BLOG:WORKERS’ COMPENSATION-HISTORY OF THE BIG COMPROMISE
When I sit down with an injured worker at our first meeting, the first thing we talk about is the pain and suffering they have from their work-related injury. We not only discuss the physical pain they experience in their body, but the emotional pain they have about not being able to return to the workplace and the fear they experience about the loss of income. When I explain there’s no compensation available for their pain and suffering, they stare back at me in shock and silence. A short history lesson is usually required.
At the turn of the 19th century, the manufacturing industry was making unimaginable gains in design and production.

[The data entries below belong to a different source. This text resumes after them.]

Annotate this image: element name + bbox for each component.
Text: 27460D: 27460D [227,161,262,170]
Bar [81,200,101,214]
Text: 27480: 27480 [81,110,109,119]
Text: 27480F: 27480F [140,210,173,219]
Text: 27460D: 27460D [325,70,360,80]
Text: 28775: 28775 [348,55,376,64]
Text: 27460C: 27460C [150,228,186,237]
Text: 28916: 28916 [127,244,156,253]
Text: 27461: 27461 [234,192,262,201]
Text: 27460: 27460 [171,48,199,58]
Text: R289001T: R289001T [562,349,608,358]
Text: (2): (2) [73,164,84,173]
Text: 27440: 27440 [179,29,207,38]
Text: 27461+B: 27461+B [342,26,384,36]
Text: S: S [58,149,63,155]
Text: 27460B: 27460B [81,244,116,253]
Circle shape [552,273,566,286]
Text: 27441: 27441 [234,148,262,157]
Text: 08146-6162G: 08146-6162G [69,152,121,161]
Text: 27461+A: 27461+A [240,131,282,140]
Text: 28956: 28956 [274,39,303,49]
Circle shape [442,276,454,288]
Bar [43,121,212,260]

When aided by government, industry was harnessing vast resources in terms of raw material and energy to fabricate its products. Of course, human labor was essential in all of these endeavors and although there was great need to fill the factories with workers, industry had no incentive to protect them from the inevitable injuries and diseases that occurred in the poorly designed plants.
If an injured worker could find an attorney to sue the company, he faced overwhelming odds against recovery. The employer could bring unlimited defenses that would defeat the case. Some examples of these defenses include:
1. The injury was the worker’s fault;
2. The worker was negligent;
3. The injury was caused by a co-worker or third party not employed by the company;
4. The worker understood and accepted the risks of injury;
5. The worker had the last chance to prevent the injury; and
6. There was no relationship between any of the injuries or diseases the worker developed and the work he did for the company.
In the rarest occasions when a worker would win a lawsuit against the company, awards could be so great that it could the company out of business.
As industry expanded it created opportunities for larger numbers of workers to organize into labor unions to protect their rights.
In time, there were enough elected officials in government that were sympathetic to the rights of workers. The conversation about worker’s rights between union representatives, industry and government led to Michigan’s Workers’ Disability Compensation Act in 1912.
It was decided that an injured employee would only be permitted to bring his claims of a work-related injury in the Workers’ Compensation Bureau. He gave up the following rights:
1. He could not bring any claims of injury or disease in circuit court.
2. There was no right to a jury trial.
3. There was no right to an award for
a. the pain and suffering of the worker;
b. the pain and suffering of the workers’ family;
c. punitive damages to punish the company; or
d. future damages.
In exchange for what the worker would give up, the company could no longer bring any of the defenses to defeat the workers claim. In other words, the workers compensation system became a ‘no-fault’ system. It did not matter how the work-related injury occurred as long as it arose out of and in the course of employment.
The injured worker receives the following benefits for a work-related injury:
1. Wage loss benefits;
2. Payment for all medical expenses;
3. Vocational services including re-training and job placement;
4. Death benefits for surviving family members;
5. Expenses related to travel to obtain medical treatment; and
6. Home healthcare benefits for family members and others who provide care for the injured worker.
SO WHEN YOU FEEL THAT THE WORKERS COMPENSATION SYSTEM SHOULD BE PROVIDING MORE BENEFITS, PLEASE THINK ABOUT THE MILLIONS OF WORKERS THAT WERE WITHOUT ANY RIGHTS ONLY 100 YEARS AGO.